Despite the current Supreme Court’s destructive decisions, a growing national reform movement is aggressively pursuing the battle to repair our campaign finance system. Citizens have never accepted the corruption of our political system and our democracy and will not do so today.

Campaign finance reforms have worked in the past and they will work again in the future. Major reforms can be effectively implemented even within the parameters of the Court’s destructive decisions.

The Empowering Citizens Act, H.R. 270, sponsored by Representatives David Price (D-NC) and Chris Van Hollen (D-MD), is the most comprehensive campaign finance reform legislation pending in Congress.

The legislation would repair the presidential public financing system, create a similar financing system for congressional races, prevent individual candidate Super PACs and strengthen the rules prohibiting coordination between outside spending groups and candidates.

H.R. 270 is the only legislation pending in Congress that would repair the presidential financing system and the only pending legislation that would prevent individual candidate Super PACs.

H.R. 270 would empower ordinary Americans by providing citizens with the ability to have their small contributions to federal candidates matched with multiple public funds. Tens of millions of citizens giving small contributions magnified in importance by multiple public funds would serve as a strong counterforce to big money in American politics.

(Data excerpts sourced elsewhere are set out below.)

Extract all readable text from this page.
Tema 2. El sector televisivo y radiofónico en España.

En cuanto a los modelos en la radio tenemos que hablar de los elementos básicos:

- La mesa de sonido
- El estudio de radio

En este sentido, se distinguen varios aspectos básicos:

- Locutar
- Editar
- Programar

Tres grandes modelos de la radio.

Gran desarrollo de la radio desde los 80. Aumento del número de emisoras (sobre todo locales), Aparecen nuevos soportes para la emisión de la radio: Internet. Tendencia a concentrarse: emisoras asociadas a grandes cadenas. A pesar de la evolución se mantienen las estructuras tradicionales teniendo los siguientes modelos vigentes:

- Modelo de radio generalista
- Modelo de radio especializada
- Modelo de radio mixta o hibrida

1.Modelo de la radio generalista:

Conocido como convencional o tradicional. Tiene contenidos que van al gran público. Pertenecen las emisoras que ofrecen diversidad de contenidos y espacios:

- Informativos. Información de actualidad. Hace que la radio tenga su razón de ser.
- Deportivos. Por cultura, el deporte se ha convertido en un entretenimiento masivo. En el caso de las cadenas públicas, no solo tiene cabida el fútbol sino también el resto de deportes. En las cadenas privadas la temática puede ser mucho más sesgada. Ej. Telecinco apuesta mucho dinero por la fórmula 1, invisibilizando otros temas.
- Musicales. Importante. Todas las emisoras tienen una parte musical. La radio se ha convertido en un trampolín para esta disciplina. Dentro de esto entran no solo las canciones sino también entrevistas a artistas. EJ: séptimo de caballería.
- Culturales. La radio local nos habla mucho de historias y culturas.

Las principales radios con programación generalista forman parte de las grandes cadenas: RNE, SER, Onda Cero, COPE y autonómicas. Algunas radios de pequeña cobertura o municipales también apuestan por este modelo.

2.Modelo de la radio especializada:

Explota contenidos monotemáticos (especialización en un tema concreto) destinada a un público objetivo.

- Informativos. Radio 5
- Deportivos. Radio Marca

The legislation’s public matching funds system would also provide federal candidates with the opportunity to run for office without becoming dependent on or obligated to influence-seeking funders.

Editorials in The New York Times and The Washington Post have described the Price-Van Hollen bill as “vital” reform legislation.

The most recent Times editorial endorsing Price-Van Hollen (February 16, 2014) focused on its provisions to end individual candidate Super PACs.  The Times editorial described these Super PACs as “a truly toxic force in American politics” and described the Price-Van Hollen provisions to end them as representing “the best chance for ridding politics of special-interest cash and preventing another era of scandal.”

The DISCLOSE Act, H.R. 148, pending in Congress and sponsored by Representative Van Hollen would close gaping campaign finance disclosure loopholes that were used by nonprofit groups in the 2012 elections to launder more than $300 million in secret contributions into federal elections.

Campaign finance disclosure laws have consistently been upheld as constitutional by the Supreme Court, most recently in 2010 by an 8 to 1 vote in Citizens United. The Supreme Court has upheld disclosure laws as necessary to prevent corruption and to provide voters with information they are entitled to know.